Intra-modality data harmonization approaches

Method name Strategy Main advantages Main limitations Citation
ComBat Bayesian empirical Removes batch effect in most cases Removes biological signal in most cases [4]
RUV Linear model Effective with spike-in controls Individual variants make specific assumptions about the data [79]
removeBatchEffect Linear model Generalizable to most transcriptomic data types May be less effective in complex experimental designs [80]
SVN Linear model Generalizable to many cases Assumes that feature similarities between datasets are due to biology [81]
mnnCorrect Mutual nearest neighbours Accounts for heterogeneity within sample groups Restricted to single-cell data [78]
MINT Multivariate model Robust to overfitting and strong multidimensional technical variation Minimum sample count requirement [82]

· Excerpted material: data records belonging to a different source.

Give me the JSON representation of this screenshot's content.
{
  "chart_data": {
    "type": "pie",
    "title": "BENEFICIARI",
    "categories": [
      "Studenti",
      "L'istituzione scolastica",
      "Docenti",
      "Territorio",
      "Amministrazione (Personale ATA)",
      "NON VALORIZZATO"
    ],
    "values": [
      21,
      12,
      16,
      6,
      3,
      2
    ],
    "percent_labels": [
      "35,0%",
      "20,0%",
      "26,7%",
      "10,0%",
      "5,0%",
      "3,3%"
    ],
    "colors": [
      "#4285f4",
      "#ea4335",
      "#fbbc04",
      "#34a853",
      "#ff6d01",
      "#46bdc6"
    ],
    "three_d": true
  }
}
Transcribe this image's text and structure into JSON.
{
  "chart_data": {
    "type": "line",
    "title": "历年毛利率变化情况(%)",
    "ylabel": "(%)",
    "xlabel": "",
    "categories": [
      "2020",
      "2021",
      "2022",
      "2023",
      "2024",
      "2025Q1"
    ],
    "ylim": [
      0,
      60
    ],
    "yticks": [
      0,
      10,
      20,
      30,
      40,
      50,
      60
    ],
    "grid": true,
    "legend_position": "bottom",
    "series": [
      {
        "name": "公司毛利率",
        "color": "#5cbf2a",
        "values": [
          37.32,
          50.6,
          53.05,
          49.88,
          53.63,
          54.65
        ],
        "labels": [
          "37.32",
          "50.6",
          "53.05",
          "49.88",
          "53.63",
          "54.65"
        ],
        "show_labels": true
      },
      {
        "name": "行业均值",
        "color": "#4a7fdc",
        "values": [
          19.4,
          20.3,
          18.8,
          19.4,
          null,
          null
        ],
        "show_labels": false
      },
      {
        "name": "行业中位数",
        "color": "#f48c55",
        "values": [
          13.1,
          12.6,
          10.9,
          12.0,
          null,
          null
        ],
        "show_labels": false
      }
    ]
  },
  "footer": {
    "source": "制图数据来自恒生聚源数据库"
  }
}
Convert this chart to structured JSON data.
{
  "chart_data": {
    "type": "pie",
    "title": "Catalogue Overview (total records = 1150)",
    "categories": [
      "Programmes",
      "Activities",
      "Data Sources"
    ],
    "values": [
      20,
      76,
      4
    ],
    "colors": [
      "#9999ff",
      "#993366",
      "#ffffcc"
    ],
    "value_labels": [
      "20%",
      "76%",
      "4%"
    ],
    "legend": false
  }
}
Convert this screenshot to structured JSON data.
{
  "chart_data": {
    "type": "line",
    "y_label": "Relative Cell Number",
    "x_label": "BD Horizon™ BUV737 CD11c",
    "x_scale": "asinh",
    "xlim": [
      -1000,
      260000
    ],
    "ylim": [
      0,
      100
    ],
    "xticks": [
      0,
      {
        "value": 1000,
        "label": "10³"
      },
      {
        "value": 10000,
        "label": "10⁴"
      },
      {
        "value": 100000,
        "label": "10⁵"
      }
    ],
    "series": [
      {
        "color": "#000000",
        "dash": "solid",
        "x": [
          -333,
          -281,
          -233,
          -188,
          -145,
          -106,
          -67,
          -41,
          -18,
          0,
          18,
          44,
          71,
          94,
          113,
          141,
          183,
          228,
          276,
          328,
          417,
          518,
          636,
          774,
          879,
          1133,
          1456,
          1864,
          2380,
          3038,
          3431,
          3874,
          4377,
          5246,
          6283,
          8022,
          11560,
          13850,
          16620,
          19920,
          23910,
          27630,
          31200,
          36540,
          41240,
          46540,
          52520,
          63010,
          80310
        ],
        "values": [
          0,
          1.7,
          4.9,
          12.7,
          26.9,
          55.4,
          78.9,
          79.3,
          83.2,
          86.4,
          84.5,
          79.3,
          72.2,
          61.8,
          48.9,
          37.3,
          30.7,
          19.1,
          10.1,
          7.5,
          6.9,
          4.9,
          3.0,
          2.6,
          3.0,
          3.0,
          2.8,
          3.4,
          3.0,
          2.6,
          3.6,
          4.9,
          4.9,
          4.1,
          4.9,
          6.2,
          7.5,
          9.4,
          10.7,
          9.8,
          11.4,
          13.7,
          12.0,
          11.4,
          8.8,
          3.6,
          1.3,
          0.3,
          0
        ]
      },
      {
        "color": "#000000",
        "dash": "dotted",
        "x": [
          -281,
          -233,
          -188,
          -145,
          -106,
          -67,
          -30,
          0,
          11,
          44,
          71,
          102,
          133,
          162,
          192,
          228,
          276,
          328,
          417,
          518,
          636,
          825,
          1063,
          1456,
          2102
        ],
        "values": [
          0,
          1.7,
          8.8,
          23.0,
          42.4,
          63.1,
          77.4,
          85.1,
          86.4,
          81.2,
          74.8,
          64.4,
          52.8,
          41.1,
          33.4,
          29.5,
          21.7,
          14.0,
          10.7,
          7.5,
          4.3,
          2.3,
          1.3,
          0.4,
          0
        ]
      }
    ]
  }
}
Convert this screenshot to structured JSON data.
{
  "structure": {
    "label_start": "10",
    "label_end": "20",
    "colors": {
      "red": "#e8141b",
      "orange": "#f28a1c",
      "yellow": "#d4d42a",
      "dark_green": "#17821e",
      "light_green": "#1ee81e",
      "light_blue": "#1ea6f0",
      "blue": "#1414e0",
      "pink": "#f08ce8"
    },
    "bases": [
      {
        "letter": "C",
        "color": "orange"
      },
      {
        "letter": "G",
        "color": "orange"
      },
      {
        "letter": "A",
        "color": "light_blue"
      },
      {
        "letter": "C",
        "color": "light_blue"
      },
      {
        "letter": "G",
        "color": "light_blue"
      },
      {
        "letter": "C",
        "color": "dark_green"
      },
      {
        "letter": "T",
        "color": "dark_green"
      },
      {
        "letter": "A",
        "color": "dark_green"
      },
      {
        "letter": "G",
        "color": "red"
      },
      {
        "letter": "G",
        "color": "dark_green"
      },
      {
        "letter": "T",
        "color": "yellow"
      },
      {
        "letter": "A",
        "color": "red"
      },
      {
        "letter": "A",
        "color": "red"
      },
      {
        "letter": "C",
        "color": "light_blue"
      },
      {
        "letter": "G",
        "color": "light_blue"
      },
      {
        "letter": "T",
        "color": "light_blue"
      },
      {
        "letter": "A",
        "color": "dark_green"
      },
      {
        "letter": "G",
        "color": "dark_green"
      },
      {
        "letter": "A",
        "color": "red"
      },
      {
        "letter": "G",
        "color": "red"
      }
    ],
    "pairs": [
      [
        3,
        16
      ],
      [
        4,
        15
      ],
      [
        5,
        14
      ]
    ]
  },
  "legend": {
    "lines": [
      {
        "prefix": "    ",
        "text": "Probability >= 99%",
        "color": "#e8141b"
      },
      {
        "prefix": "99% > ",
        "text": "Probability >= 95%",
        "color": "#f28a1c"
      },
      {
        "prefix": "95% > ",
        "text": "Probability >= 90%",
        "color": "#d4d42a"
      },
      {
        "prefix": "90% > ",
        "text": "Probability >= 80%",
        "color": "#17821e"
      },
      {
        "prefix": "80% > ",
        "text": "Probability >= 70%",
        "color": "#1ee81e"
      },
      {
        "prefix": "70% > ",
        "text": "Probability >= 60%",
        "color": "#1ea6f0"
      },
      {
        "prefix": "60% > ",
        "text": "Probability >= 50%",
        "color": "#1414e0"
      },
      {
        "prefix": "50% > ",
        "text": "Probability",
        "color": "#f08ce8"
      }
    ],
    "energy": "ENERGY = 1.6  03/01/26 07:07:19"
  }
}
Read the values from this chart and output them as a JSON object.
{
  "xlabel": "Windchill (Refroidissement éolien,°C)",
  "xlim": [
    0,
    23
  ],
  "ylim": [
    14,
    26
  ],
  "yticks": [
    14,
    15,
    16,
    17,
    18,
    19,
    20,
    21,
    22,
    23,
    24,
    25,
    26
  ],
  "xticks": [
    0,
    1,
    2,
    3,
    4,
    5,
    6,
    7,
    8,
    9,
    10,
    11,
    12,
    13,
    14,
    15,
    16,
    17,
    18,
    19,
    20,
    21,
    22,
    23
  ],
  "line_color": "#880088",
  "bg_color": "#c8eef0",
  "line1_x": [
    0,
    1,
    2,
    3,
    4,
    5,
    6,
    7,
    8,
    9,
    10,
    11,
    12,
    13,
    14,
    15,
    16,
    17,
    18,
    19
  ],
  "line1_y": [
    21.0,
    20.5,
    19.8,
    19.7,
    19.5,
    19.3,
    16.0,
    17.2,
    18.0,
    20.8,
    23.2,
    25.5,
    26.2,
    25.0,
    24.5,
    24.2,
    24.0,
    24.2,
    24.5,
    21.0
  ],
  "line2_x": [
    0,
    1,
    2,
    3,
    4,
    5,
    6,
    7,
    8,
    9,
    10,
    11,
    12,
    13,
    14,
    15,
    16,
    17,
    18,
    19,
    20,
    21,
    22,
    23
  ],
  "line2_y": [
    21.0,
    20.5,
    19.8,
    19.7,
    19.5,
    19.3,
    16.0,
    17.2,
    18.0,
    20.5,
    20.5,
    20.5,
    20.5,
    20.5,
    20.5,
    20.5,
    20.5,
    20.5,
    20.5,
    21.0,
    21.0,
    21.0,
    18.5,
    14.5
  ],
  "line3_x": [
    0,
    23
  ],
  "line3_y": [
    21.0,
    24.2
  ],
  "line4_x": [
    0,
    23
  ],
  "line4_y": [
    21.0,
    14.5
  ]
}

Scanorama Mutual nearest neighbours Scales to very large sample sizes. Robust to overcorrection Restricted to single-cell data [83]
MultiCluster Tensor decomposition Accounts for multiple batch variables simultaneously Restricted to 3-way variable comparisons [84]
zeroSum Zero sum regression Generalizable across different technologies and platforms Weak or non-linear features may be masked by strong features [85]

Batch is a special case of intra-modality harmonization and is included for completeness because many underlying strategies used are applicable to broader data integration. All methods are restricted to a single data modality of transcriptomics. Names, strategies, advantages, and limitations of each method are provided. Regarding advantages and limitations, a few major points are highlighted. A citation for reference to the original publication of each method is provided where full details can be obtained.